Think about where you want your organization to be in a few years. Ask yourself:
- What does the innovation look like in a steady state?
- How can we institutionalize the innovation?
- When does change management leave off and plain old management kick in?
- How realistic is it to expect the innovation to substitute for any current activities?
- How much staff time and other resources does the innovation require in the maintenance phase (e.g., “booster” training and training of new staff)?
- How can we keep staff engaged?
- How will we celebrate success?
- How will we spread the innovation to other parts of the organization?
A well-rounded approach to program planning can play a pivotal role in achieving intended results from an innovation.
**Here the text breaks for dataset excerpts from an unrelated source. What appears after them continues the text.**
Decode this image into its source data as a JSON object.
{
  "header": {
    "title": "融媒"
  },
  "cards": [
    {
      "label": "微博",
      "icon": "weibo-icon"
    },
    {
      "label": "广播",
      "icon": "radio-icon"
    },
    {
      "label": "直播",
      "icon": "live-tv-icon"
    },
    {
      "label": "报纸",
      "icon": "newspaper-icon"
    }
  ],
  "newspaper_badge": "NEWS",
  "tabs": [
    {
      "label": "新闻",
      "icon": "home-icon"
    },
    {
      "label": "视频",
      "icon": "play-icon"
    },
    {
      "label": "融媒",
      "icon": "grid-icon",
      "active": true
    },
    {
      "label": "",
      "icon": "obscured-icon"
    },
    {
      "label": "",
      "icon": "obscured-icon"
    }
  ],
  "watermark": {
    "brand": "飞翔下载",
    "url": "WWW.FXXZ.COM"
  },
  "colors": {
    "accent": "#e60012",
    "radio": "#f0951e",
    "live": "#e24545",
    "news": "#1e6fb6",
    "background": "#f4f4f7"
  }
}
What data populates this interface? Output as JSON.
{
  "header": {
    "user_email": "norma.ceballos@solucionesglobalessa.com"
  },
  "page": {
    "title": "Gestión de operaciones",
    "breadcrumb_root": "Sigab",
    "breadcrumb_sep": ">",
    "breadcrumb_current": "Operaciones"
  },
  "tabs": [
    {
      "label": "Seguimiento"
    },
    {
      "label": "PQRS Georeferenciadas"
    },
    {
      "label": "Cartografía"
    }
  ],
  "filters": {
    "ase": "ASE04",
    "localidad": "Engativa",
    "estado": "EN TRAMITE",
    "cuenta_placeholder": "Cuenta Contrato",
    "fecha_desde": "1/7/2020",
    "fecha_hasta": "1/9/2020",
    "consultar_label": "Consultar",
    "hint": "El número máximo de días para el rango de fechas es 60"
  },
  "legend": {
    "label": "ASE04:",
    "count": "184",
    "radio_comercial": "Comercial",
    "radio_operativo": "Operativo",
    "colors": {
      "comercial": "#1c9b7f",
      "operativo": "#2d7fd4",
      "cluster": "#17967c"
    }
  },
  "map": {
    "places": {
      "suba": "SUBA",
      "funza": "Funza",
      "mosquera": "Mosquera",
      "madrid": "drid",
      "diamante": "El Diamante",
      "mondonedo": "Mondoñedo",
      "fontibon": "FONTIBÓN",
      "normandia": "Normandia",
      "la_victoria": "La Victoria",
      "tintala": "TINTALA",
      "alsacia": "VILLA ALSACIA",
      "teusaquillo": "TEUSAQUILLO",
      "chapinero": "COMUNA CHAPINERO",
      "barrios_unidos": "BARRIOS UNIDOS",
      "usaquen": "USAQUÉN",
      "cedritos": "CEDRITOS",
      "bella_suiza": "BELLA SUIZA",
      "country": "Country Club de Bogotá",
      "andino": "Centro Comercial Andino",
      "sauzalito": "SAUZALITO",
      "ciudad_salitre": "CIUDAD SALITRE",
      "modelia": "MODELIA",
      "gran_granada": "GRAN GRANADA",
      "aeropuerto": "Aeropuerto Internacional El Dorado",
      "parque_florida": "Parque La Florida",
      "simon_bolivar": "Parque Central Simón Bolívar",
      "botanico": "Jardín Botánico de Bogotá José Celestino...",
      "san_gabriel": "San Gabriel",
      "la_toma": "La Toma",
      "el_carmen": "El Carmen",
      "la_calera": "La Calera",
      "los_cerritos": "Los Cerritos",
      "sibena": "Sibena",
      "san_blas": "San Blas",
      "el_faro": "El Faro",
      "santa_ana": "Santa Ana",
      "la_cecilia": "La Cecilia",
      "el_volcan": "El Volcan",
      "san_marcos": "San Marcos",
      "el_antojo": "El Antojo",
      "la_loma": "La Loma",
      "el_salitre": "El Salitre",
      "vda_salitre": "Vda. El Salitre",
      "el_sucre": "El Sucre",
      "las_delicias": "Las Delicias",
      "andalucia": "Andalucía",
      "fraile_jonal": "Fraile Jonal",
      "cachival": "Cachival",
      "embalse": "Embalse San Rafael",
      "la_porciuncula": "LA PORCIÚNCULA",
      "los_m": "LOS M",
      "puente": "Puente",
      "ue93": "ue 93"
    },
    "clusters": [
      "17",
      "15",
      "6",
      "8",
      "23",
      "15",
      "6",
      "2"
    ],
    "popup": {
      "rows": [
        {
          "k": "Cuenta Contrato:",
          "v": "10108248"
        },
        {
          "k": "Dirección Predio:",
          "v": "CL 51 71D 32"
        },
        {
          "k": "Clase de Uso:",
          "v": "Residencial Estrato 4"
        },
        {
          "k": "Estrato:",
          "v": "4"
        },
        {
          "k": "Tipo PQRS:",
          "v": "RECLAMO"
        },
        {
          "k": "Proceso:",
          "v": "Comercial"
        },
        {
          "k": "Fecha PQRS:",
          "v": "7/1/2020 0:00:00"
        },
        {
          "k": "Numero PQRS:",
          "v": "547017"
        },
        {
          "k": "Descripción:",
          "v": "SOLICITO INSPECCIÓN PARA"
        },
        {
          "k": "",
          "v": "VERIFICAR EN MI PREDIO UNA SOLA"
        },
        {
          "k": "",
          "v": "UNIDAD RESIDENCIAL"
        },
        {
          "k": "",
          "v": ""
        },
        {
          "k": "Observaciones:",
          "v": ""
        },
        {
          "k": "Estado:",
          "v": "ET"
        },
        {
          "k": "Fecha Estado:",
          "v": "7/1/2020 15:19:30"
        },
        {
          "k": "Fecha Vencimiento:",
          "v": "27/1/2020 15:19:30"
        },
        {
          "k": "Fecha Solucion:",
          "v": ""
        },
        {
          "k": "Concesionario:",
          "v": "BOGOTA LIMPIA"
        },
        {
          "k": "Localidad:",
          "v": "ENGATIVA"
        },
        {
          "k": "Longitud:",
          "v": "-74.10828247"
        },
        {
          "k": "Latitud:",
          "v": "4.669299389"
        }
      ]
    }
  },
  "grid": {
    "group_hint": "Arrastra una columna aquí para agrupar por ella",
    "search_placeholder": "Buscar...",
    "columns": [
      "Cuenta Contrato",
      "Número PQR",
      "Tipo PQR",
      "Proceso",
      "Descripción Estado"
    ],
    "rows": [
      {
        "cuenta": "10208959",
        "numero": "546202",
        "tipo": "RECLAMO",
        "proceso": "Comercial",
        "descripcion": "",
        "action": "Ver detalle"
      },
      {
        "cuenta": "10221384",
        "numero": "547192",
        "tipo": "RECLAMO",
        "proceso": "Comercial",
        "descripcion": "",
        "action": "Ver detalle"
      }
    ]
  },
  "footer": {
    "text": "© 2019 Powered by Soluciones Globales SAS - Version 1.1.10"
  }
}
A planning checklist, such as the RE-AIM planning tool, can be useful in identifying key issues to consider when evaluating the potential sustainability of a candidate innovation. The Maintenance section of the checklist inquires about anticipated challenges to long-term success, plans for sustainability, stakeholder commitment to the innovation in the long run, and the extent to which the innovation will be integrated into the organization as part of standard practice.
The RE-AIM planning tool is a checklist to facilitate planning related to improving reach, effectiveness, adoption, implementation, and maintenance:http://www.re-aim.org/forms/re-aim_planning_tool_and_adaptation.pdf
The Institute for Healthcare Improvement discusses how to measure the spread of an innovation athttp://www.ihi.org/knowledge/Pages/Measures/RateofSpread.aspx.
Within a few years of implementing Six Sigma, Mt. Carmel Health System staff had developed a systematic approach to the selection of projects and each member of the senior management team had a set of guides assigned to him or her. Please refer to Section 2.3 of the case studies in the Appendix for a description of how this innovation was incorporated into this health system’s regular operating procedures.